Its been a while since I blogged about anything to do with the island and with the weather looking increasingly unsettled over the next few days, now seems like as good a time as any.
The breeding season is well and truly wrapped up and as such attention turned to migrant waders and summering spoonbills. The island did not disappoint, with some aggressive management of the water levels the island is a hotbed of migrant waders with the period from late July to August producing a good sprinkling of scarce waders and some very good numbers of common waders.
The first returning spotted redshanks and curlew sandpipers where recorded on the 23rd of July with 3 stunning summer plumage spot reds and 1 curlew sandpiper.
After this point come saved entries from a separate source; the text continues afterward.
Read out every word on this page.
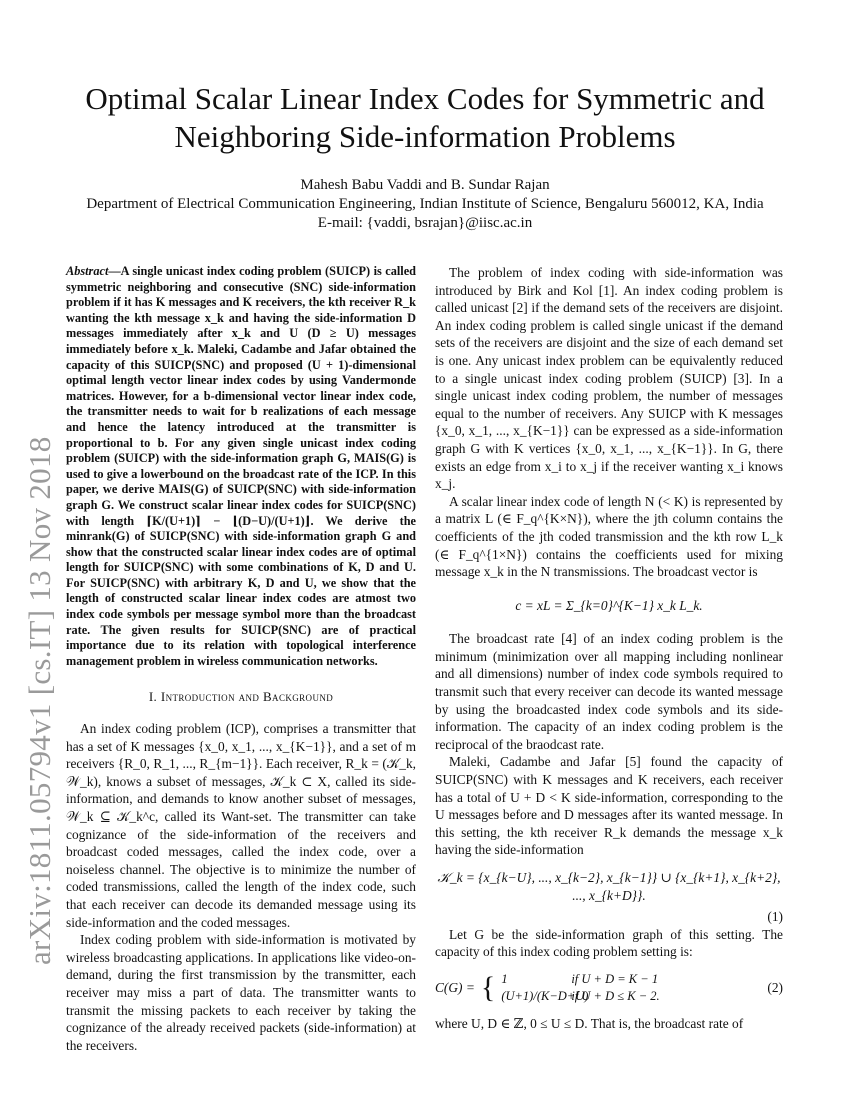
Optimal Scalar Linear Index Codes for Symmetric and Neighboring Side-information Problems
Mahesh Babu Vaddi and B. Sundar Rajan
Department of Electrical Communication Engineering, Indian Institute of Science, Bengaluru 560012, KA, India
E-mail: {vaddi, bsrajan}@iisc.ac.in
arXiv:1811.05794v1 [cs.IT] 13 Nov 2018

Abstract—A single unicast index coding problem (SUICP) is called symmetric neighboring and consecutive (SNC) side-information problem if it has K messages and K receivers, the kth receiver R_k wanting the kth message x_k and having the side-information D messages immediately after x_k and U (D ≥ U) messages immediately before x_k. Maleki, Cadambe and Jafar obtained the capacity of this SUICP(SNC) and proposed (U + 1)-dimensional optimal length vector linear index codes by using Vandermonde matrices. However, for a b-dimensional vector linear index code, the transmitter needs to wait for b realizations of each message and hence the latency introduced at the transmitter is proportional to b. For any given single unicast index coding problem (SUICP) with the side-information graph G, MAIS(G) is used to give a lowerbound on the broadcast rate of the ICP. In this paper, we derive MAIS(G) of SUICP(SNC) with side-information graph G. We construct scalar linear index codes for SUICP(SNC) with length ⌈K/(U+1)⌉ − ⌊(D−U)/(U+1)⌋. We derive the minrank(G) of SUICP(SNC) with side-information graph G and show that the constructed scalar linear index codes are of optimal length for SUICP(SNC) with some combinations of K, D and U. For SUICP(SNC) with arbitrary K, D and U, we show that the length of constructed scalar linear index codes are atmost two index code symbols per message symbol more than the broadcast rate. The given results for SUICP(SNC) are of practical importance due to its relation with topological interference management problem in wireless communication networks.

I. Introduction and Background

An index coding problem (ICP), comprises a transmitter that has a set of K messages {x_0, x_1, ..., x_{K−1}}, and a set of m receivers {R_0, R_1, ..., R_{m−1}}. Each receiver, R_k = (𝒦_k, 𝒲_k), knows a subset of messages, 𝒦_k ⊂ X, called its side-information, and demands to know another subset of messages, 𝒲_k ⊆ 𝒦_k^c, called its Want-set. The transmitter can take cognizance of the side-information of the receivers and broadcast coded messages, called the index code, over a noiseless channel. The objective is to minimize the number of coded transmissions, called the length of the index code, such that each receiver can decode its demanded message using its side-information and the coded messages.

Index coding problem with side-information is motivated by wireless broadcasting applications. In applications like video-on-demand, during the first transmission by the transmitter, each receiver may miss a part of data. The transmitter wants to transmit the missing packets to each receiver by taking the cognizance of the already received packets (side-information) at the receivers.

The problem of index coding with side-information was introduced by Birk and Kol [1]. An index coding problem is called unicast [2] if the demand sets of the receivers are disjoint. An index coding problem is called single unicast if the demand sets of the receivers are disjoint and the size of each demand set is one. Any unicast index problem can be equivalently reduced to a single unicast index coding problem (SUICP) [3]. In a single unicast index coding problem, the number of messages equal to the number of receivers. Any SUICP with K messages {x_0, x_1, ..., x_{K−1}} can be expressed as a side-information graph G with K vertices {x_0, x_1, ..., x_{K−1}}. In G, there exists an edge from x_i to x_j if the receiver wanting x_i knows x_j.

A scalar linear index code of length N (< K) is represented by a matrix L (∈ F_q^{K×N}), where the jth column contains the coefficients of the jth coded transmission and the kth row L_k (∈ F_q^{1×N}) contains the coefficients used for mixing message x_k in the N transmissions. The broadcast vector is

c = xL = Σ_{k=0}^{K−1} x_k L_k.

The broadcast rate [4] of an index coding problem is the minimum (minimization over all mapping including nonlinear and all dimensions) number of index code symbols required to transmit such that every receiver can decode its wanted message by using the broadcasted index code symbols and its side-information. The capacity of an index coding problem is the reciprocal of the braodcast rate.

Maleki, Cadambe and Jafar [5] found the capacity of SUICP(SNC) with K messages and K receivers, each receiver has a total of U + D < K side-information, corresponding to the U messages before and D messages after its wanted message. In this setting, the kth receiver R_k demands the message x_k having the side-information

𝒦_k = {x_{k−U}, ..., x_{k−2}, x_{k−1}} ∪ {x_{k+1}, x_{k+2}, ..., x_{k+D}}.
(1)

Let G be the side-information graph of this setting. The capacity of this index coding problem setting is:

C(G) = { 1	if U + D = K − 1
(U+1)/(K−D+U)if U + D ≤ K − 2.
(2)

where U, D ∈ ℤ, 0 ≤ U ≤ D. That is, the broadcast rate of
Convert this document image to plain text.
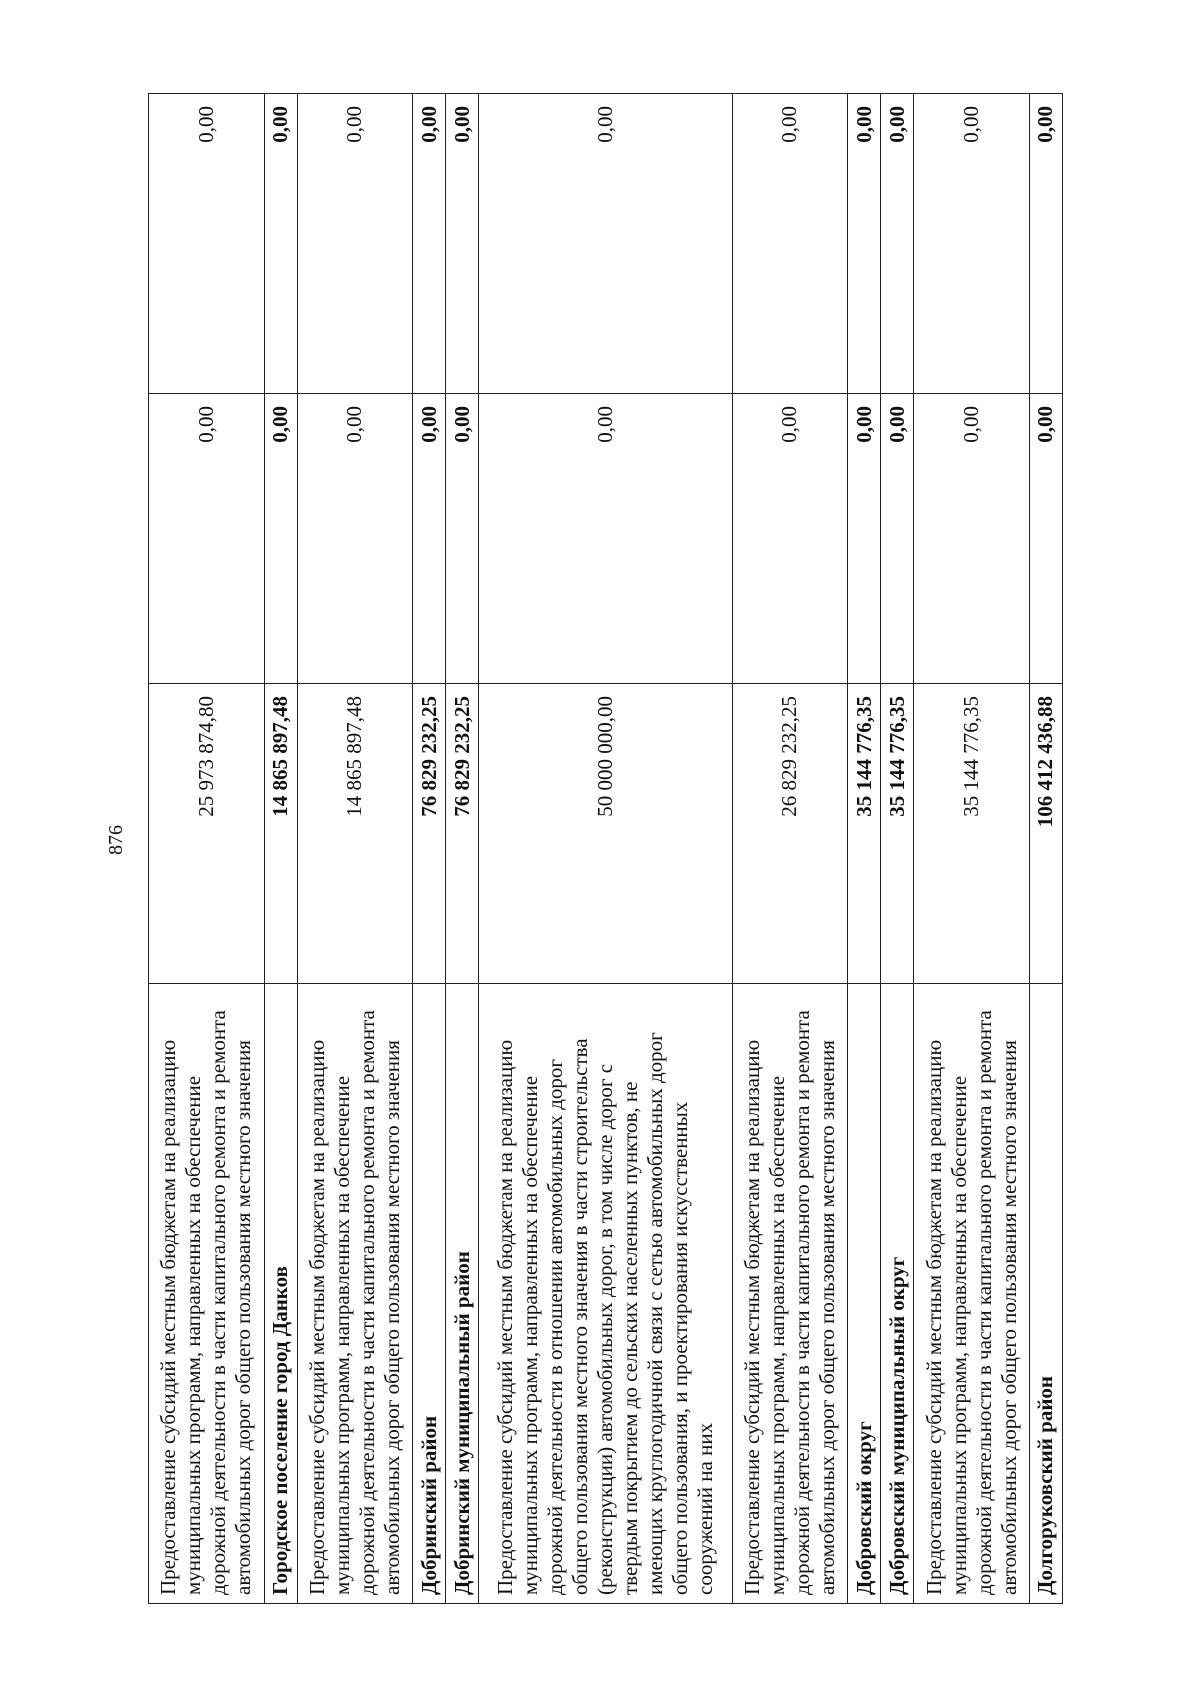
876
Предоставление субсидий местным бюджетам на реализацию муниципальных программ, направленных на обеспечение дорожной деятельности в части капитального ремонта и ремонта автомобильных дорог общего пользования местного значения	25 973 874,80	0,00	0,00
Городское поселение город Данков	14 865 897,48	0,00	0,00
Предоставление субсидий местным бюджетам на реализацию муниципальных программ, направленных на обеспечение дорожной деятельности в части капитального ремонта и ремонта автомобильных дорог общего пользования местного значения	14 865 897,48	0,00	0,00
Добринский район	76 829 232,25	0,00	0,00
Добринский муниципальный район	76 829 232,25	0,00	0,00
Предоставление субсидий местным бюджетам на реализацию муниципальных программ, направленных на обеспечение дорожной деятельности в отношении автомобильных дорог общего пользования местного значения в части строительства (реконструкции) автомобильных дорог, в том числе дорог с твердым покрытием до сельских населенных пунктов, не имеющих круглогодичной связи с сетью автомобильных дорог общего пользования, и проектирования искусственных сооружений на них	50 000 000,00	0,00	0,00
Предоставление субсидий местным бюджетам на реализацию муниципальных программ, направленных на обеспечение дорожной деятельности в части капитального ремонта и ремонта автомобильных дорог общего пользования местного значения	26 829 232,25	0,00	0,00
Добровский округ	35 144 776,35	0,00	0,00
Добровский муниципальный округ	35 144 776,35	0,00	0,00
Предоставление субсидий местным бюджетам на реализацию муниципальных программ, направленных на обеспечение дорожной деятельности в части капитального ремонта и ремонта автомобильных дорог общего пользования местного значения	35 144 776,35	0,00	0,00
Долгоруковский район	106 412 436,88	0,00	0,00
Curlew sands have then been almost daily throughout the period with numbers peaking at an impressive 25 in early September. The first little stints appeared on the 21st of August with numbers peaking at 7 on the 23rd of August. Ruff passage has also been impressive, normally a rare bird on the island 3 have been summering on main lagoon. No doubts as a consequence of the dry conditions at other wetland sites. A personal highlight for me was a Green sandpiper on Belpers on the 22 of July, followed by three flying over on the same date.
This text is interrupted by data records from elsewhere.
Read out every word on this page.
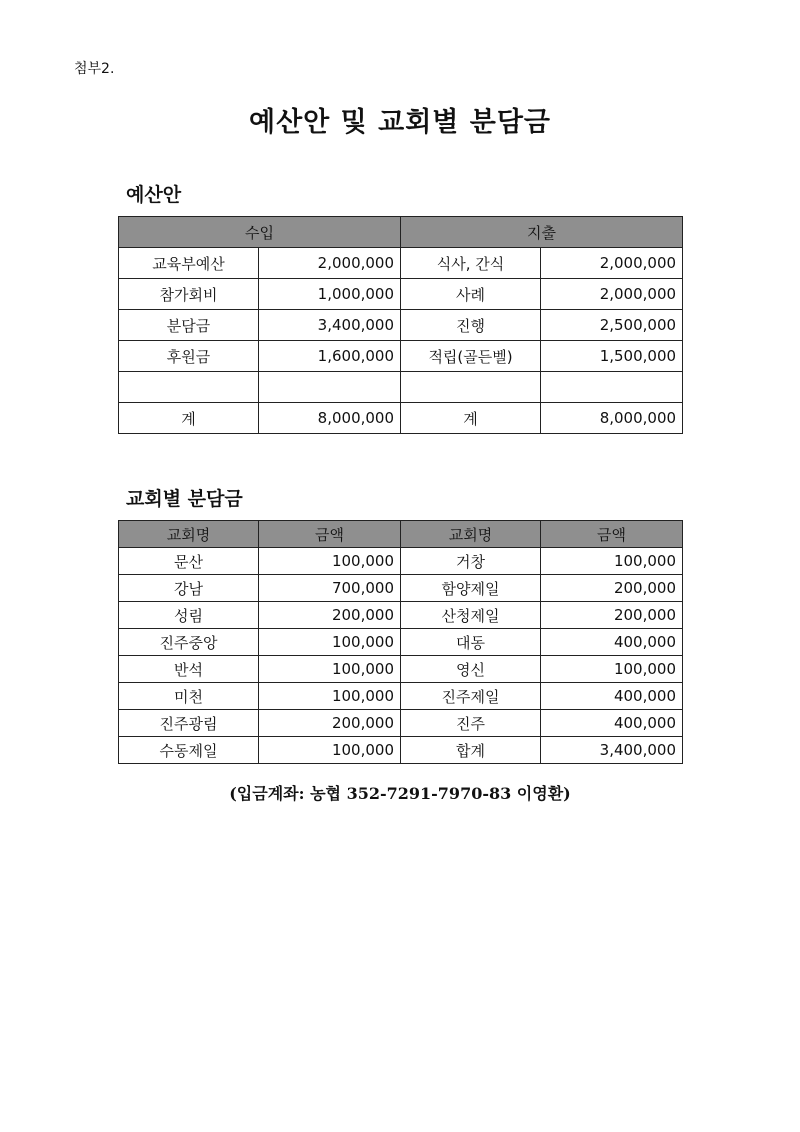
첨부2.
예산안 및 교회별 분담금
예산안
수입		지출	
교육부예산	2,000,000	식사, 간식	2,000,000
참가회비	1,000,000	사례	2,000,000
분담금	3,400,000	진행	2,500,000
후원금	1,600,000	적립(골든벨)	1,500,000

계	8,000,000	계	8,000,000
교회별 분담금
교회명	금액	교회명	금액
문산	100,000	거창	100,000
강남	700,000	함양제일	200,000
성림	200,000	산청제일	200,000
진주중앙	100,000	대동	400,000
반석	100,000	영신	100,000
미천	100,000	진주제일	400,000
진주광림	200,000	진주	400,000
수동제일	100,000	합계	3,400,000
(입금계좌: 농협 352-7291-7970-83 이영환)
Numbers of avocets have been steady at well over 600, along with over a 100 dunlin, over 300 redshanks, over a 100 black tailed godwits and scatterings of greenshanks, ringed plovers, sanderlings (another normally rare bird on the island) and bar tailed godwits. The first Snipe was flushed the other day and Common Sandpipers have been present throughout August.
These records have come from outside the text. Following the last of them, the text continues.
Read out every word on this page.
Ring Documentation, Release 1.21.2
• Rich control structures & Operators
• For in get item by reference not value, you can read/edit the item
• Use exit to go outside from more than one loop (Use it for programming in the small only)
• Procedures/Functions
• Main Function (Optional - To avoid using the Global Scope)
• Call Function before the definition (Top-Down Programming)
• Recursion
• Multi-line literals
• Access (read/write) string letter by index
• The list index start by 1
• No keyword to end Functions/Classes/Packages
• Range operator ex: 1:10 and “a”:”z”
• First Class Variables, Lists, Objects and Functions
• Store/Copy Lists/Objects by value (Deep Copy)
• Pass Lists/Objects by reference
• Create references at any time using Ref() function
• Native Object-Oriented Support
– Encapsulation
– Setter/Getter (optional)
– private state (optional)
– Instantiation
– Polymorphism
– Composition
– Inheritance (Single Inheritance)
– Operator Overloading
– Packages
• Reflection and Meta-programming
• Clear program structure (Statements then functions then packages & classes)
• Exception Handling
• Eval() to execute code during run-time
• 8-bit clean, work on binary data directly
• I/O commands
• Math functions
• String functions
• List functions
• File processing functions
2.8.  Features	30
The summering flock of Spoonbills took some time arriving, with numbers building up slowly from the 13th of July 2011, staying at 12 throughout late July and early August before peaking at 18 on the 23rd of August, soon after the flock relocated to Orfordness, leaving us with only two.
We’ve had the first scattering of passerine migrants with yellow wagtails passing through the island, the first wheatears, a Sedge warbler (the 1st for 5 years) and Chiffchaffs and Willow warblers.
A sure sign of the season changing is the arrival of a Kingfisher and the first wintering Robin, in addition Wigeon’s, Teals and Pintails have all started to build up on main lagoon. An unexpected highlight last week was a little gull, the first for three years and only the 26th ever record for the island.
It’s been a busy time for visitor events on the island with two open weekends and the Havergate adventure all taking place in August. All can be considered more or less a success, with over 500 people enjoying a trip out to the island over all the events. The Life+ project has also continued unabated with numerous visits from contractors and design consultants as we move inexorably closer to work starting in October.